With a little bit of effort, one can debunk nearly everything. The benefit is one has to make very few commitments and has few responsibilities. The penalty is one is left with little to believe in -- which is only a problem if it turns out that believing is the first step toward knowledge of that which makes eternal life worth living.
Of course your criticism of my use of the Catholic encyclopedia, once admitted, works both ways. No source NOT Catholic could possibly understand the issue well or have the love of truth necessary to pursue the matter down to its den.
It is of course just as silly to criticize papal infallibility by arguments irrelevant to the definition as it is to criticize transubstantiation because the consecrated elements do not look like flesh and blood. You are in the ridiculous position of saying, "If you'd said what I want you to have said, you'd have been wrong."
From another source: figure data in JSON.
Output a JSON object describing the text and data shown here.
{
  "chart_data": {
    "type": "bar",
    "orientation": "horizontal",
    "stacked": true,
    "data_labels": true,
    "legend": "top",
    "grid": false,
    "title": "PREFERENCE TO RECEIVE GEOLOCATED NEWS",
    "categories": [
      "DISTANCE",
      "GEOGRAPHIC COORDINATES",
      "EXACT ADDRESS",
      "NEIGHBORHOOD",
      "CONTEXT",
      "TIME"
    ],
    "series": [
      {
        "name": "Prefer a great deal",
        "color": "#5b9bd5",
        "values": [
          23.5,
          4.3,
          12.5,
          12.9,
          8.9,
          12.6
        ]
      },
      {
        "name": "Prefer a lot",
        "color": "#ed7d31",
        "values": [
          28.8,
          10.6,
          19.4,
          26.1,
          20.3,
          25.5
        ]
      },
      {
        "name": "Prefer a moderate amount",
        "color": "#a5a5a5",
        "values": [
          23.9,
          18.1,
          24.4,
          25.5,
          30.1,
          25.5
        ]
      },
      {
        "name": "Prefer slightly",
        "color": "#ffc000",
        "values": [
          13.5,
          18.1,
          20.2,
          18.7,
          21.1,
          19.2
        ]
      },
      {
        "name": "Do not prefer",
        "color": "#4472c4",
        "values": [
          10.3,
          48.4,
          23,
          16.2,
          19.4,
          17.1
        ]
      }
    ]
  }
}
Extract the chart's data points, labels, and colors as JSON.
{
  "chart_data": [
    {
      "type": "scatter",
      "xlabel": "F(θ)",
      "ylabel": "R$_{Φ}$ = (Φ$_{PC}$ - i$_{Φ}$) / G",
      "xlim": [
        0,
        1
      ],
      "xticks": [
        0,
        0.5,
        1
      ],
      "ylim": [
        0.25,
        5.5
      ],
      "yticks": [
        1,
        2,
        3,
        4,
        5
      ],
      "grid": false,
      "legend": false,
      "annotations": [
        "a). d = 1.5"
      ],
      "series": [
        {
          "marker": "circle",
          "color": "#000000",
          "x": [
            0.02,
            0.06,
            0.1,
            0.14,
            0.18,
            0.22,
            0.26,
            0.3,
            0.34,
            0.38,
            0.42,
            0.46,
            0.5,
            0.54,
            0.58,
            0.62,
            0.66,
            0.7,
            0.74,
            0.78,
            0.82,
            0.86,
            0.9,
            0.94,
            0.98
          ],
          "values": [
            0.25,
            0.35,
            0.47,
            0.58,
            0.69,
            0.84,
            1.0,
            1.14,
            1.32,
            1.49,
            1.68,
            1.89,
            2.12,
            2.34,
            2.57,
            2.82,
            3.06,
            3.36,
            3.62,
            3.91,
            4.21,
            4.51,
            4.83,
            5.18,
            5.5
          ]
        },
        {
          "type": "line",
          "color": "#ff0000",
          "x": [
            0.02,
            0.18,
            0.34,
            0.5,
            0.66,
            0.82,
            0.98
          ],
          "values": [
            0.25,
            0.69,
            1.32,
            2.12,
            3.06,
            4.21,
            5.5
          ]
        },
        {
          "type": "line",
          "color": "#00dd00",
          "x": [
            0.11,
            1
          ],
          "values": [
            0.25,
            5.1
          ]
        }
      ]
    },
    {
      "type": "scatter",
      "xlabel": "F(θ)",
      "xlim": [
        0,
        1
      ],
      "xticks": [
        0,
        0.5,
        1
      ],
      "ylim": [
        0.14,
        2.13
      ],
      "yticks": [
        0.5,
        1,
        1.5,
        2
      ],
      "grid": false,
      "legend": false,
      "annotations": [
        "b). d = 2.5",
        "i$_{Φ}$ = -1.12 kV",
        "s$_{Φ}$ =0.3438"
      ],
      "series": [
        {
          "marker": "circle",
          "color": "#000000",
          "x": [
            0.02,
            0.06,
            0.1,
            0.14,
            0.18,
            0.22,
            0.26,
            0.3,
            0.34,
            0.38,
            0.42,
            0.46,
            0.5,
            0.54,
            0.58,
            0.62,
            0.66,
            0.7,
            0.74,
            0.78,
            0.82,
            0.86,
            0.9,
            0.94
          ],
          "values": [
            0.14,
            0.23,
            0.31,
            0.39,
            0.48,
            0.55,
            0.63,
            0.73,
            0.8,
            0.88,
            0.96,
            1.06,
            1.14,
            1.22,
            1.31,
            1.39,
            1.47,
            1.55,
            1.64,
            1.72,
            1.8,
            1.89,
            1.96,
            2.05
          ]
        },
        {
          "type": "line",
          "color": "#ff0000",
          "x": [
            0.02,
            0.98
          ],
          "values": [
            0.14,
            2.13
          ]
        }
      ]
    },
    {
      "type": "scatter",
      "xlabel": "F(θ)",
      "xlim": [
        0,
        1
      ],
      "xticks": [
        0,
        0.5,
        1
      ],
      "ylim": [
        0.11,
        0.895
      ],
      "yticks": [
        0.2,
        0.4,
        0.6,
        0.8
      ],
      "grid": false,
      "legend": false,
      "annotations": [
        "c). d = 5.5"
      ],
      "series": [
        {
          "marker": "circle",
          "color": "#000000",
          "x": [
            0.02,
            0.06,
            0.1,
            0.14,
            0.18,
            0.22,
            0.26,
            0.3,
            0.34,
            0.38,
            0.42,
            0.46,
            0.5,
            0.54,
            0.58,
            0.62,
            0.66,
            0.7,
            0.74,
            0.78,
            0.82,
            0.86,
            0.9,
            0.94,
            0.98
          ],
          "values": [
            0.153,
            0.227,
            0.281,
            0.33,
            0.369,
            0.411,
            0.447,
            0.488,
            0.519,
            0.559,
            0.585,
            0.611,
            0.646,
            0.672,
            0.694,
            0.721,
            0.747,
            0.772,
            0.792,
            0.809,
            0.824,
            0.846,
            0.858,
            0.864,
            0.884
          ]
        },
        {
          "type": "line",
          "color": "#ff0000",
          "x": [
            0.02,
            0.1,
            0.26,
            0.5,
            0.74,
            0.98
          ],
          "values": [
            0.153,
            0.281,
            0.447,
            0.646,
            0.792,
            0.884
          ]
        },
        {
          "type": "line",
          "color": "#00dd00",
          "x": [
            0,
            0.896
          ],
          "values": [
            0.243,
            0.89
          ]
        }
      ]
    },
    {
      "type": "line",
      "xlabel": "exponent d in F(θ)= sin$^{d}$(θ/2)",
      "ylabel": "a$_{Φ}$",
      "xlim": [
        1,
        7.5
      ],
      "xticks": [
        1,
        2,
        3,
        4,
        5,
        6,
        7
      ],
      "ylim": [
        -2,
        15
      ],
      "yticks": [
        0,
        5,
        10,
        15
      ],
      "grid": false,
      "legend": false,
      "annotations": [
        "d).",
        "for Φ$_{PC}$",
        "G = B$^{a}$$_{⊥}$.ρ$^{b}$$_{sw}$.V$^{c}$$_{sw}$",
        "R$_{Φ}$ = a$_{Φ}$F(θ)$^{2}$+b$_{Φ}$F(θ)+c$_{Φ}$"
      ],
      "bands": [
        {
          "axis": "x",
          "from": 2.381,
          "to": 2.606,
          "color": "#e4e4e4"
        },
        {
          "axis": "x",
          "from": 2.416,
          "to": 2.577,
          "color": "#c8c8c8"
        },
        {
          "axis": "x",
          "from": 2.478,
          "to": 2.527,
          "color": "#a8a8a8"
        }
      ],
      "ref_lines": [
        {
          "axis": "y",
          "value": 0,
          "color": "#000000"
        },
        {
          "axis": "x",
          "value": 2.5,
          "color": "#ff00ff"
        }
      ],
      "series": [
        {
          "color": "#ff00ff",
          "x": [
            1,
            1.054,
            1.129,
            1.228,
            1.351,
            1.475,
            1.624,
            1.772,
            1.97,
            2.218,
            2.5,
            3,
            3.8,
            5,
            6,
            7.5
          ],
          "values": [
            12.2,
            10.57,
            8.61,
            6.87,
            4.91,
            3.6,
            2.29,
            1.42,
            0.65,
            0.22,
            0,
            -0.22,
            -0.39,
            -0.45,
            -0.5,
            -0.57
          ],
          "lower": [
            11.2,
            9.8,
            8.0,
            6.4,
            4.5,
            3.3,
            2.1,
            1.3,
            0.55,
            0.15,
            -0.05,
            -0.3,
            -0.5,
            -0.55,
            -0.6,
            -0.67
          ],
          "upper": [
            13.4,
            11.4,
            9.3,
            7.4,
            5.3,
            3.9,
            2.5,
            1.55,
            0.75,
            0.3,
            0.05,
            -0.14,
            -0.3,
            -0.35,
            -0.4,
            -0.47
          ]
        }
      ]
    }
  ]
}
Yeah. Okay. I'll concede that.
But we didn't say the false thing you wish we had said so that you could call it false. And according to what we DID in FACT say. Honorius's posthumous verdict of heresy simply does not touch on the doctrine of Papal Infallibility. So the persistent, albeit boring, effort to trap us in some inconsistency once again fails -- unless you get to write the rules, rules which have nothing to do with reason.
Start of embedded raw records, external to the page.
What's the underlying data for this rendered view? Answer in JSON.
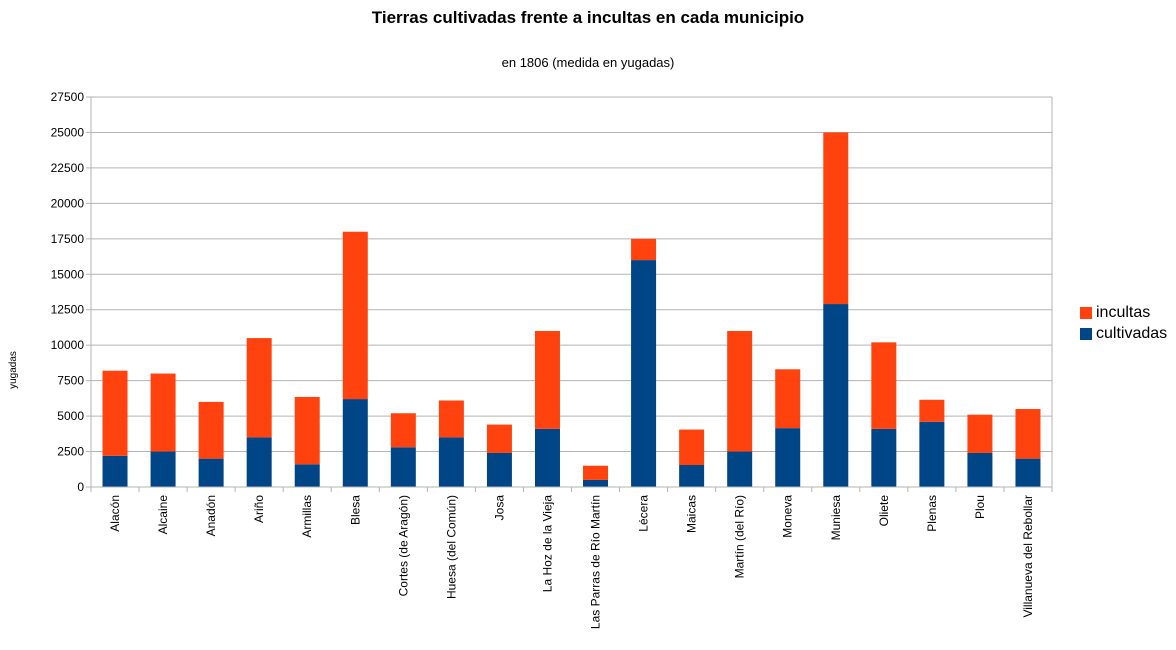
{
  "chart_data": {
    "type": "bar",
    "stacked": true,
    "title": "Tierras cultivadas frente a incultas en cada municipio",
    "subtitle": "en 1806 (medida en yugadas)",
    "xlabel": "",
    "ylabel": "yugadas",
    "ylim": [
      0,
      27500
    ],
    "yticks": [
      0,
      2500,
      5000,
      7500,
      10000,
      12500,
      15000,
      17500,
      20000,
      22500,
      25000,
      27500
    ],
    "grid": true,
    "legend_position": "right",
    "categories": [
      "Alacón",
      "Alcaine",
      "Anadón",
      "Ariño",
      "Armillas",
      "Blesa",
      "Cortes (de Aragón)",
      "Huesa (del Común)",
      "Josa",
      "La Hoz de la Vieja",
      "Las Parras de Río Martín",
      "Lécera",
      "Maicas",
      "Martín (del Río)",
      "Moneva",
      "Muniesa",
      "Oliete",
      "Plenas",
      "Plou",
      "Villanueva del Rebollar"
    ],
    "series": [
      {
        "name": "cultivadas",
        "color": "#004586",
        "values": [
          2200,
          2500,
          2000,
          3500,
          1600,
          6200,
          2800,
          3500,
          2400,
          4100,
          500,
          16000,
          1550,
          2500,
          4150,
          12900,
          4100,
          4600,
          2400,
          2000
        ]
      },
      {
        "name": "incultas",
        "color": "#ff420e",
        "values": [
          6000,
          5500,
          4000,
          7000,
          4750,
          11800,
          2400,
          2600,
          2000,
          6900,
          1000,
          1500,
          2500,
          8500,
          4150,
          12100,
          6100,
          1550,
          2700,
          3500
        ]
      }
    ]
  }
}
It is of course just as silly to criticize papal infallibility by arguments irrelevant to the definition as it is to criticize transubstantiation because the consecrated elements do not look like flesh and blood. You are in the ridiculous position of saying, "If you'd said what I want you to have said, you'd have been wrong."
Your magic definition of infallibility didn't exist in the 7th century. How convenient it is to say "Honorius was not teaching Heresy by our recently developed, and retroactively applied, standards.
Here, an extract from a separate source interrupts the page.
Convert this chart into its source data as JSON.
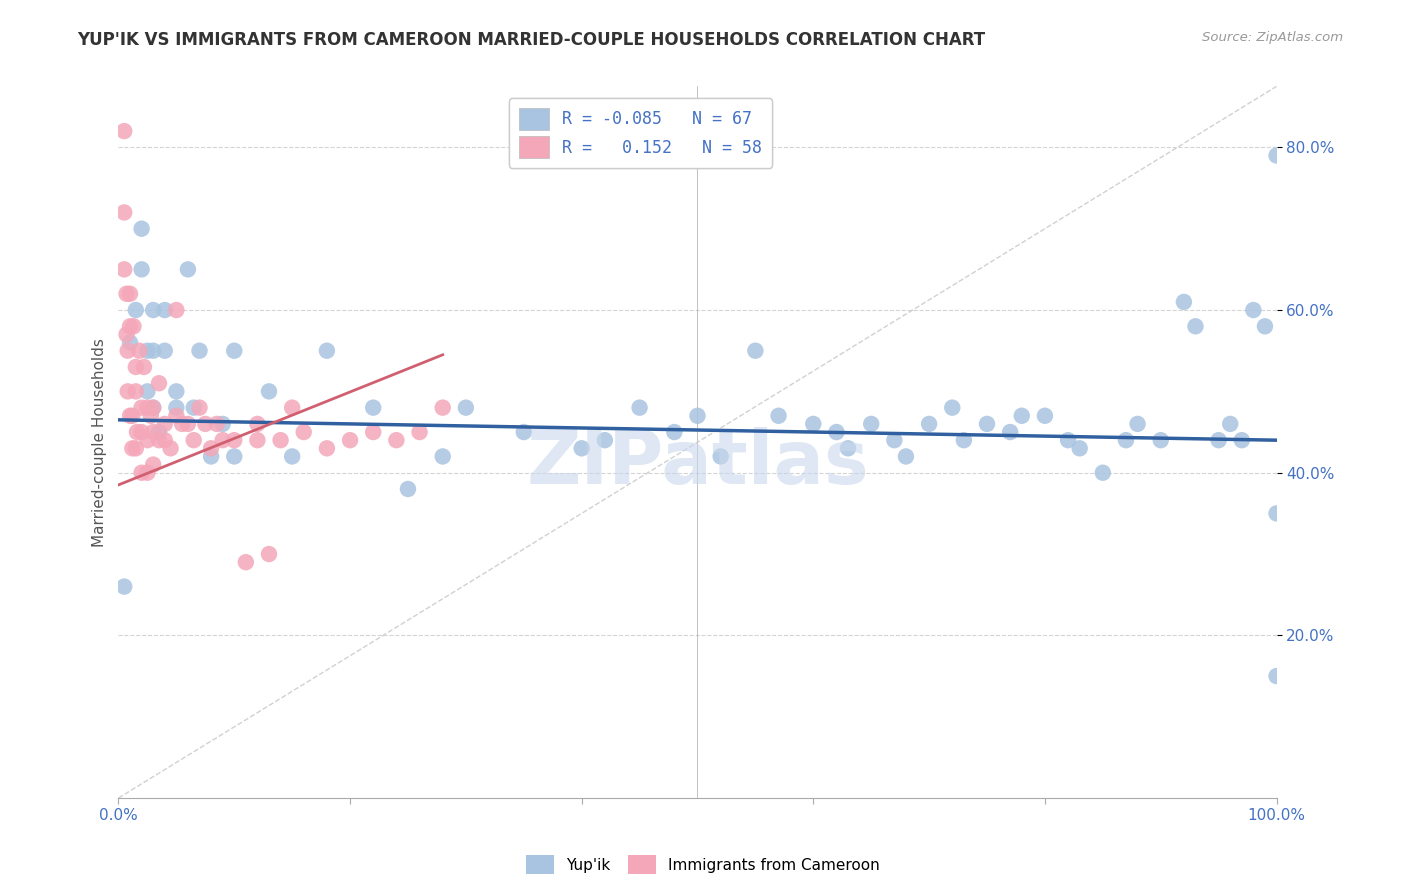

Yeah. Okay. I'll concede that.
But we didn't say the false thing you wish we had said so that you could call it false. And according to what we DID in FACT say. Honorius's posthumous verdict of heresy simply does not touch on the doctrine of Papal Infallibility. So the persistent, albeit boring, effort to trap us in some inconsistency once again fails -- unless you get to write the rules, rules which have nothing to do with reason.
By it's very nature, the Council's delcaration of Herest was "infallible".